Krankenkassen Domino?

Die Politik hat nun also erfolgreich die erste Krankenkasse über die Klinge springen lassen. Kurz danach kam die Meldung, dass die Vereinigte IKK wohl die nächste sein könnte. Die hat sofort dementiert. Als Beleg hierfür hatte man auf der Website unter anderem angeführt, man würde ja keinen Zusatzbeitrag erheben. Das ist inzwischen schon wieder anders. Das mit dem Zusatzbetrag wird nun die Vereinigte IKK nachholen. Die Versicherten dürften davon erstens verwirrt sein und zweitens verärgert austreten. Ohne Panik machen zu wollen und alle Fakten zu kennen, kommt man auf den Gedanken, dass hier die nächste Kasse im Sterben liegt.

Kurz vor der letzten Ölung scheint nun auch die BKK für Heilberufe zu stehen. Ähnlich wie bei der City BKK munkelt man schon längere Zeit, dass der Patient nicht mehr gesunden wird. Nur eine (In)Fusion scheint hier noch zu helfen. Zwei Wochen bleiben der BKK für Heilberufe noch für die Brautschau und um vor den Altar zu treten. Schwierig, gehen Sie mal als hässlicher armer Schlucker in die Disco und versuchen die Spitzenbraut innerhalb so kurzer Zeit vor dem Altar zu zerren. Das dürfte ein Problem werden.

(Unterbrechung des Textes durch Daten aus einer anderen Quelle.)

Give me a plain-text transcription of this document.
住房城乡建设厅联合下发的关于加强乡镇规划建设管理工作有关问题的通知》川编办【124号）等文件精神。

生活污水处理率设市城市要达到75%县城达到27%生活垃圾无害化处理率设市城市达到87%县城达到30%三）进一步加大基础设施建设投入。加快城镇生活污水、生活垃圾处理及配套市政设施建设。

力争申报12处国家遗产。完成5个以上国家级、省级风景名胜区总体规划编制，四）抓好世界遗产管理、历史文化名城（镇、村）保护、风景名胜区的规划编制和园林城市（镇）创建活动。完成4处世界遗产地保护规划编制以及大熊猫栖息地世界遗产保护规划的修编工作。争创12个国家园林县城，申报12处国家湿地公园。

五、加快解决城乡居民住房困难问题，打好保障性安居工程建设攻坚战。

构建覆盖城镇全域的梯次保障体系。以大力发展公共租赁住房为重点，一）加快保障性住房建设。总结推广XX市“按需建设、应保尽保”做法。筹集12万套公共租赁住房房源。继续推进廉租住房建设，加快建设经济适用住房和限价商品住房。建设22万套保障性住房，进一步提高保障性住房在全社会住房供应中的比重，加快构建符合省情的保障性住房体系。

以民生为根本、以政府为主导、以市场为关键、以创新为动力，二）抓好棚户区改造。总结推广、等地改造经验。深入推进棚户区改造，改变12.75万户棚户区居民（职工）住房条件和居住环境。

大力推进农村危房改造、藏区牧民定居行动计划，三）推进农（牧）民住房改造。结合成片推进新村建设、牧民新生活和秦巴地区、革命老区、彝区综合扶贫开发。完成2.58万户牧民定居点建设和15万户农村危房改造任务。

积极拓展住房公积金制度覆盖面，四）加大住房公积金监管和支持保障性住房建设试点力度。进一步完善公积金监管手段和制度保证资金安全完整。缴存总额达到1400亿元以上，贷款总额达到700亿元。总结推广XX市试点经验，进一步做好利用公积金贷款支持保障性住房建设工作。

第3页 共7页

Ein Problem haben auch die Versicherten der City BKK, die anscheinend doch nicht so einfach eine neue Krankenkasse finden. Das die AOK Nordost und andere Probleme bekommen war klar. Die City BKK in Berlin hat alleine 92.000 Versicherte. Wenn diese sich in Berlin nur auf wenige Krankenkassen verteilen gibt es zwangsläufig Probleme. Welche Krankenkasse, sieht es gern, wenn sie von kostenintensiven Ex-Mitgliedern überlaufen wird.

Insgesamt müssen die Krankenkassen von der City BKK 168.000 Mitglieder auffangen. Bei der Heilberufe wären es noch einmal 130.000 Mitglieder und sollte der Exitus auch die Vereinigte IKK ereilen kämen noch einmal 1,7 Millionen dazu. Keine kann voraussehen, wie sich die Versicherten entscheiden. Die Vermutung liegt nahe, das sich die Versicherten für eine Krankenkasse ohne Zusatzbeitrag und/oder mit einer Geschäftsstelle in der nähern Umgebung entscheiden.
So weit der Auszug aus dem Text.